Limitations and open questions. The reward model is a fixed, imperfect proxy for human preference, so optimizing it too hard finds cheats, which is why the KL leash and the pretraining mix exist. Plain PPO regresses on standard NLP benchmarks, the alignment tax, which PPO-ptx mostly pays down.

The model is aligned to about 40 mostly-English contractors and the researchers who wrote their instructions, not to humanity. It still follows harmful instructions sometimes, still hedges, and still makes simple mistakes on false-premise questions.

My assessment

The authors got the central call right, and the field proved it within a year. RLHF became the default last mile for chat models, and ChatGPT shipped on essentially this recipe months after the paper. The most important result is the cheapest one, that aligning a small model beats scaling a large one for the thing users care about, which redirected real money from "just make it bigger" toward "make it do what we want."
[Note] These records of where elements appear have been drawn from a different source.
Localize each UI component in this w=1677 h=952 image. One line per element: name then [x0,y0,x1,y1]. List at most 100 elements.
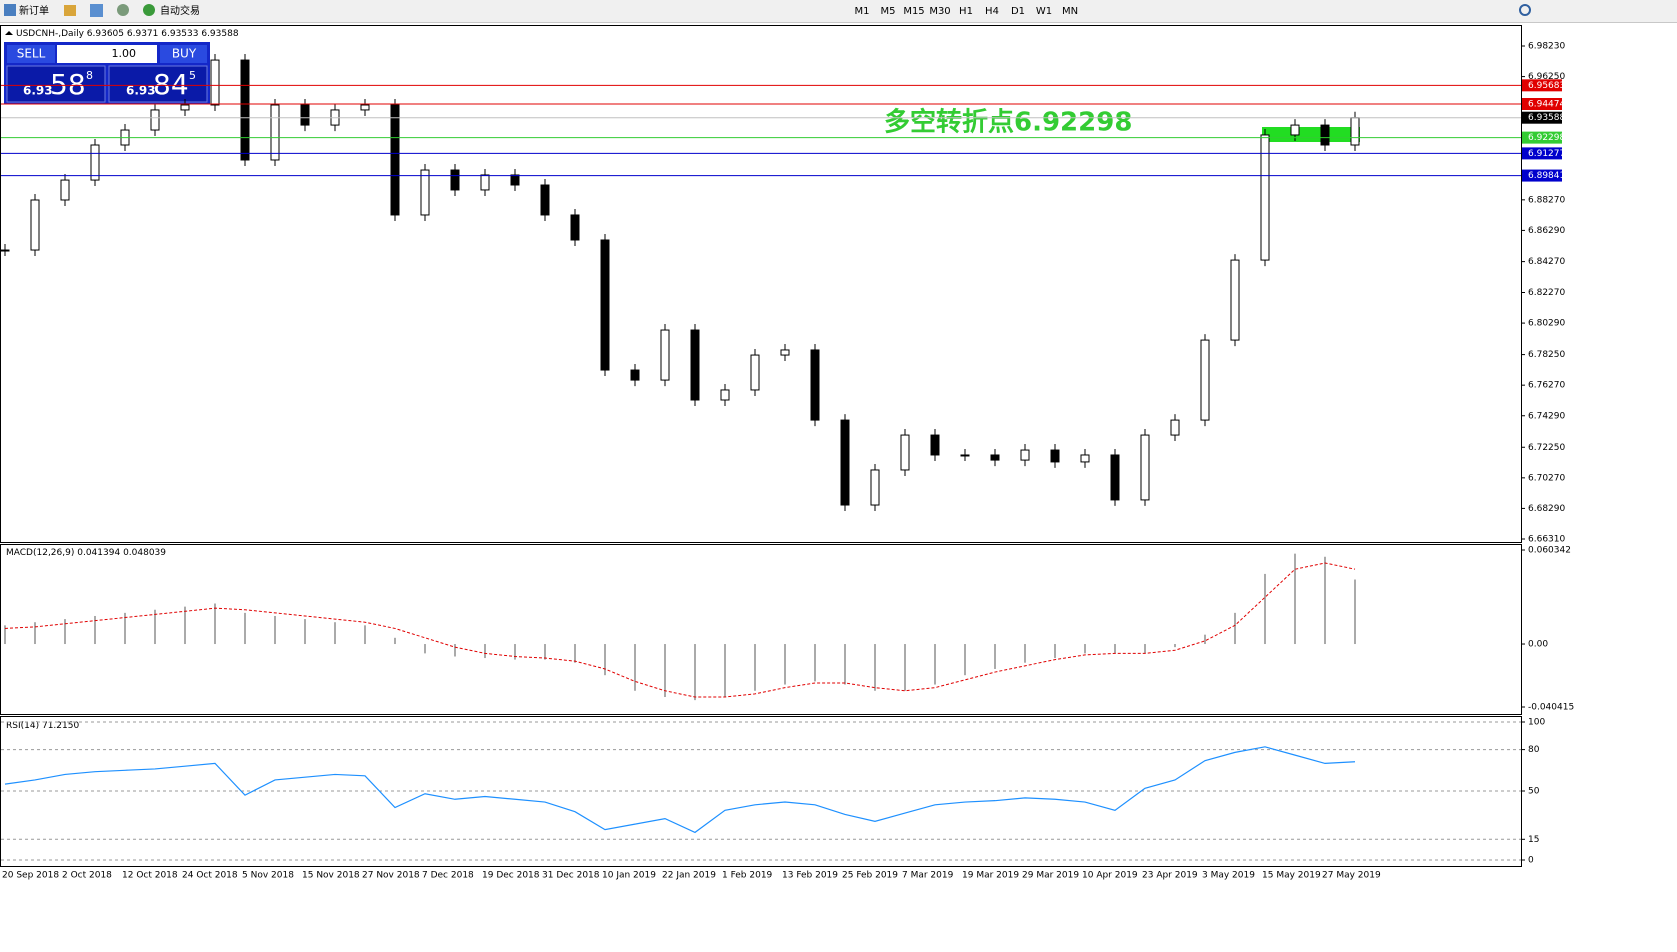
new-order[interactable]: 新订单 [19,4,49,17]
candle [1230,259,1240,341]
macd-bar [364,625,366,645]
macd-bar [634,644,636,691]
candle [540,184,550,216]
x-tick-label: 19 Dec 2018 [482,871,540,881]
buy-price-pips[interactable]: 84 [153,68,189,101]
macd-bar [1204,634,1206,645]
x-tick-label: 2 Oct 2018 [62,871,112,881]
macd-bar [154,609,156,645]
zone-rect [1262,127,1360,142]
price-label-bg [1522,131,1562,144]
candle [1080,454,1090,463]
candle [270,104,280,161]
y-tick-label: 6.84270 [1528,257,1565,267]
macd-bar [844,644,846,685]
macd-bar [1294,553,1296,645]
macd-bar [874,644,876,691]
y-tick-label: 80 [1528,745,1540,755]
sell-price-big[interactable]: 6.93 [23,84,53,98]
macd-bar [94,615,96,645]
macd-bar [544,644,546,660]
macd-bar [604,644,606,676]
lots[interactable]: 1.00 [112,47,137,60]
rsi-header: RSI(14) 71.2150 [6,721,79,731]
macd-panel [0,544,1522,715]
x-tick-label: 3 May 2019 [1202,871,1255,881]
price-label: 6.92298 [1528,133,1565,143]
candle [690,329,700,401]
new-order-icon[interactable] [4,4,16,16]
price-label: 6.95683 [1528,81,1565,91]
candle [450,169,460,191]
timeframe[interactable]: M5 [881,6,896,17]
sell-price-pips[interactable]: 58 [50,68,86,101]
candle [0,249,10,252]
macd-bar [784,644,786,685]
macd-bar [1144,644,1146,654]
y-tick-label: 100 [1528,718,1545,728]
candle [210,59,220,106]
macd-bar [124,612,126,645]
sell-price-frac[interactable]: 8 [86,69,93,82]
macd-bar [964,644,966,676]
timeframe[interactable]: W1 [1036,6,1052,17]
y-tick-label: 6.76270 [1528,381,1565,391]
macd-bar [244,612,246,645]
macd-bar [694,644,696,701]
macd-bar [904,644,906,691]
rsi-value: 71.2150 [42,721,79,731]
macd-bar [454,644,456,657]
main-panel [0,25,1522,543]
buy-label[interactable]: BUY [172,47,197,61]
x-tick-label: 27 Nov 2018 [362,871,420,881]
tool-icon[interactable] [90,4,103,17]
timeframe[interactable]: M15 [903,6,924,17]
price-label-bg [1522,98,1562,111]
auto-trading-icon[interactable] [143,4,155,16]
macd-bar [394,637,396,645]
collapse-icon[interactable] [5,31,13,35]
candle [1110,454,1120,501]
candle [1140,434,1150,501]
candle [480,174,490,191]
macd-bar [334,622,336,645]
buy-button[interactable] [160,45,207,63]
price-label: 6.89841 [1528,171,1565,181]
candle [90,144,100,181]
buy-price-big[interactable]: 6.93 [126,84,156,98]
lots-input[interactable] [57,45,157,63]
timeframe[interactable]: H4 [985,6,999,17]
timeframe[interactable]: MN [1062,6,1078,17]
y-tick-label: 6.70270 [1528,473,1565,483]
candle [180,104,190,111]
candle [1020,449,1030,461]
x-tick-label: 7 Mar 2019 [902,871,954,881]
candle [1050,449,1060,463]
y-tick-label: 15 [1528,835,1539,845]
sell-button[interactable] [7,45,55,63]
price-label: 6.94474 [1528,100,1565,110]
y-tick-label: 0.060342 [1528,546,1571,556]
search[interactable] [1519,4,1531,16]
timeframe[interactable]: H1 [959,6,973,17]
candle [360,104,370,111]
timeframe[interactable]: M30 [929,6,950,17]
buy-price-box[interactable] [108,65,208,103]
buy-price-frac[interactable]: 5 [189,69,196,82]
sell-price-box[interactable] [6,65,106,103]
auto-trading[interactable]: 自动交易 [160,4,200,17]
macd-bar [724,644,726,698]
timeframe[interactable]: M1 [855,6,870,17]
sell-label[interactable]: SELL [17,47,46,61]
tool-icon[interactable] [64,5,76,16]
x-tick-label: 15 May 2019 [1262,871,1321,881]
timeframe[interactable]: D1 [1011,6,1025,17]
candle [1320,124,1330,146]
macd-bar [1354,579,1356,645]
tool-icon[interactable] [117,4,129,16]
macd-bar [754,644,756,691]
x-tick-label: 15 Nov 2018 [302,871,360,881]
candle [510,174,520,186]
The honest engineering is the part that aged best. The KL leash and the pretraining mix are not glamorous, but they are the two ideas that make the loop usable, and the paper is candid that the reward model is a proxy you can over-optimize. That candor named the problem that defined the next phase of the work, reward-model over-optimization and its scaling laws, and the search for feedback richer than pairwise ranks, like critiques and AI feedback. Where the paper is appropriately humble is on who it aligns to. The Section 5.2 discussion of "whose preferences" is more careful than most follow-up work, and the bias results refuse to oversell, no improvement on Winogender, and sometimes more confident bias. The thing it could not have shown from two-answer comparisons is how far this scales as models get more capable than their supervisors, which is the open question still being chased. The recipe was right. The hard part it pointed at is still hard.